Write results/pre_execution_status.json:
```
{
  "state": "SUCCESS",
  "error_class": null,
  "severity": null,
  "retryable": false,
  "downstream_allowed": true,
  "traceback_ref": "results/run_log.txt",
  "next_action": "proceed"
}
```
Note for downstream consumers: When reading pre_execution_status.json, always check the state field value — do not treat file existence alone as an indicator of success. See research-test Step 0 for the correct guard logic.

Legacy fallback: If pre_execution_status.md exists (legacy v0.8.x workspace), read it and treat any line containing SUCCESS/FAILED/PARTIAL/EXISTING as the state. New runs always write .json.

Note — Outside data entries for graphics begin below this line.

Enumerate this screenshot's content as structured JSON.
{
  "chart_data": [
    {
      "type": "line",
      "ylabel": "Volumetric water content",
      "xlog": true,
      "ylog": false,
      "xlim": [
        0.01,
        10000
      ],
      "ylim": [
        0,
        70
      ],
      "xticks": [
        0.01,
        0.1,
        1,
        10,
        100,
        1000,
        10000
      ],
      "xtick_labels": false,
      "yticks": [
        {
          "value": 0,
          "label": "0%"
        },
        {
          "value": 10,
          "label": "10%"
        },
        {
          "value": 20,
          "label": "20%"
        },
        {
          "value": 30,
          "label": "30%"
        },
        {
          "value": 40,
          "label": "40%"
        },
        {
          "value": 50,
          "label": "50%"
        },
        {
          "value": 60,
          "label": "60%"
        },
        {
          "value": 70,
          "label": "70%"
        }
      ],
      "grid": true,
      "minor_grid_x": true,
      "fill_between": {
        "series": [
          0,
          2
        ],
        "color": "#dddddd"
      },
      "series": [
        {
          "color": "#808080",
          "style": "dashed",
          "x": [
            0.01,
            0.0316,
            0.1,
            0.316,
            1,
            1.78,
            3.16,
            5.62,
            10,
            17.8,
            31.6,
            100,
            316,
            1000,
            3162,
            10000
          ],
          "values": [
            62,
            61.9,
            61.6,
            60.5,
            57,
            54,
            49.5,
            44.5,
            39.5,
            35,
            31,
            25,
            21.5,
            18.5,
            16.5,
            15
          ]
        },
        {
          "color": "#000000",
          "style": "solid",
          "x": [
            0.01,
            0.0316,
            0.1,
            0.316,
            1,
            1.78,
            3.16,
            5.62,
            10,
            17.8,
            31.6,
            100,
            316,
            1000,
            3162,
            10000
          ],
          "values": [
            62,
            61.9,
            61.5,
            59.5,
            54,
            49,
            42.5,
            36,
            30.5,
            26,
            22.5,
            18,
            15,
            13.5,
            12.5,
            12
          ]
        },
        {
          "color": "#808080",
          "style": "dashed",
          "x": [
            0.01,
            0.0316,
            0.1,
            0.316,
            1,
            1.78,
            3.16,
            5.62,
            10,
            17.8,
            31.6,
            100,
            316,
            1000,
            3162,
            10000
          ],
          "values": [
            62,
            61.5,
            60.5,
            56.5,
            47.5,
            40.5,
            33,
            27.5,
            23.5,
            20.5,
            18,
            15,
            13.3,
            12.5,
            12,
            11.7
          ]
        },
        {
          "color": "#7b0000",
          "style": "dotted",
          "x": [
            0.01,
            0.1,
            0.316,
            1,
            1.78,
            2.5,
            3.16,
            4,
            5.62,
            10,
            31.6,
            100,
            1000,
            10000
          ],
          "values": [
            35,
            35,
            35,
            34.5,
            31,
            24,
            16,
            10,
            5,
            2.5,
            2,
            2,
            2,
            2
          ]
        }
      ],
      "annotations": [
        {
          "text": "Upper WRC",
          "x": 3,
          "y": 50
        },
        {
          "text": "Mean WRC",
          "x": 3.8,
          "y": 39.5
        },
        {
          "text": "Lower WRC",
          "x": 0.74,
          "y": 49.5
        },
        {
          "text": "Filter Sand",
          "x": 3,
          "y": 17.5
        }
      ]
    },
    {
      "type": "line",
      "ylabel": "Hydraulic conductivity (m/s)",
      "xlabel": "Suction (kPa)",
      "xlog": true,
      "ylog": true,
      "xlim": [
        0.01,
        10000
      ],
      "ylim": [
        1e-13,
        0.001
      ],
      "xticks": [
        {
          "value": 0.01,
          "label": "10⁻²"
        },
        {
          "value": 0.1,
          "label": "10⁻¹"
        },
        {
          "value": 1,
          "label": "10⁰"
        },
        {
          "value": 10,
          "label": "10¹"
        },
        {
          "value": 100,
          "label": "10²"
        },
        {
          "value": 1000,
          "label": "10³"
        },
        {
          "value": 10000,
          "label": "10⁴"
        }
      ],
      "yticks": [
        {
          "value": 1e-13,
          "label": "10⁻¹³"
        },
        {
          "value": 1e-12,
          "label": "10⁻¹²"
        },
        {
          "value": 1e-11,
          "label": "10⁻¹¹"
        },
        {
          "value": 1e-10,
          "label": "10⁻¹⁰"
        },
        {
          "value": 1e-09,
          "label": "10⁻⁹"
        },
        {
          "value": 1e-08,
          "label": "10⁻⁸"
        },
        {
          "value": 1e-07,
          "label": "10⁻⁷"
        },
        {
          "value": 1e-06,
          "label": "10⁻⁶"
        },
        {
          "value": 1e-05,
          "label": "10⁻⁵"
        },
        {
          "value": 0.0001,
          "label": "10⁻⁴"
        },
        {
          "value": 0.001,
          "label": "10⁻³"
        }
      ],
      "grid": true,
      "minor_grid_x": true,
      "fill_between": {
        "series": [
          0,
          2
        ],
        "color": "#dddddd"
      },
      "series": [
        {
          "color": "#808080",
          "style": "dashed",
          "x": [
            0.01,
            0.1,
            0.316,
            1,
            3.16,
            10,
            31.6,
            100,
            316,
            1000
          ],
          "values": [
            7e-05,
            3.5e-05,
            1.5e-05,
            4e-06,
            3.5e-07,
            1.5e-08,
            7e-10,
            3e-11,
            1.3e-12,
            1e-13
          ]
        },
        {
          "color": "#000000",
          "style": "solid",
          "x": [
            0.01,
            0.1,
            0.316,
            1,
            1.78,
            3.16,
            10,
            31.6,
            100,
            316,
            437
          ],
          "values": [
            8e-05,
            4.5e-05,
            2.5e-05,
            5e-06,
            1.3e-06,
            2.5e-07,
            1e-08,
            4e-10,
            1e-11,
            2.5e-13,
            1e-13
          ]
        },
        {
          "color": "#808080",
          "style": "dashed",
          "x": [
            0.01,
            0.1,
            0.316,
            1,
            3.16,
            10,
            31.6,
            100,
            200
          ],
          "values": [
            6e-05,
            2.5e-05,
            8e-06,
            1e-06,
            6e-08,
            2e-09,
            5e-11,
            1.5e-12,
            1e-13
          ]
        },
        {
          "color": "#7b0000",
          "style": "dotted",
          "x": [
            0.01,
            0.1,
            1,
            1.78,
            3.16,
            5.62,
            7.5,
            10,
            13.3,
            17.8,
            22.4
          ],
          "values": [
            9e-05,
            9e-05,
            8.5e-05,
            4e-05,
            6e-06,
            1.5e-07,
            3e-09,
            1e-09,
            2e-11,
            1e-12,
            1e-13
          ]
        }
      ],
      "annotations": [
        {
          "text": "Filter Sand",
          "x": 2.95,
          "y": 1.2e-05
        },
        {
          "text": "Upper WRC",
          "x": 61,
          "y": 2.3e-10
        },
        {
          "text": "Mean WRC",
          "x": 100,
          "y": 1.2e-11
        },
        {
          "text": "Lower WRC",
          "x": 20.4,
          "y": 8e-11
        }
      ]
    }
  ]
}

Save source fingerprints for future staleness detection:

Compute SHA-256 hashes of all files in src/ and plan/research_plan.md

Save to results/.source_hashes.json:

{
  "generated_at": "ISO-8601 timestamp",
  "execution_cmd": "{execution_cmd}",
  "hashes": {
    "src/main.py": "sha256:abc123...",
    "plan/research_plan.md": "sha256:def456..."
  }
}

Announce success with the artifact summary.

Step 6: Summary

Present to the user:

Execution status: SUCCESS / FAILED / PARTIAL / SKIPPED (existing) / TIMED_OUT
Command used: {execution_cmd}
Artifacts generated: list with file types
Issues encountered: (if any) with recommended next steps
Next step: Proceed to Phase 4 (/research-test) when ready

Notes

This skill has no Gemini/Codex calls — execution is a deterministic operation.
If the full run truly requires hours (e.g., multi-GPU training), always recommend running it externally and committing results/ before calling this skill. Step 1 (Early Exit) will detect the populated results/ and skip re-execution automatically.
Do NOT modify src/ files during this phase. If errors require code changes, roll back to Phase 3 (Implement).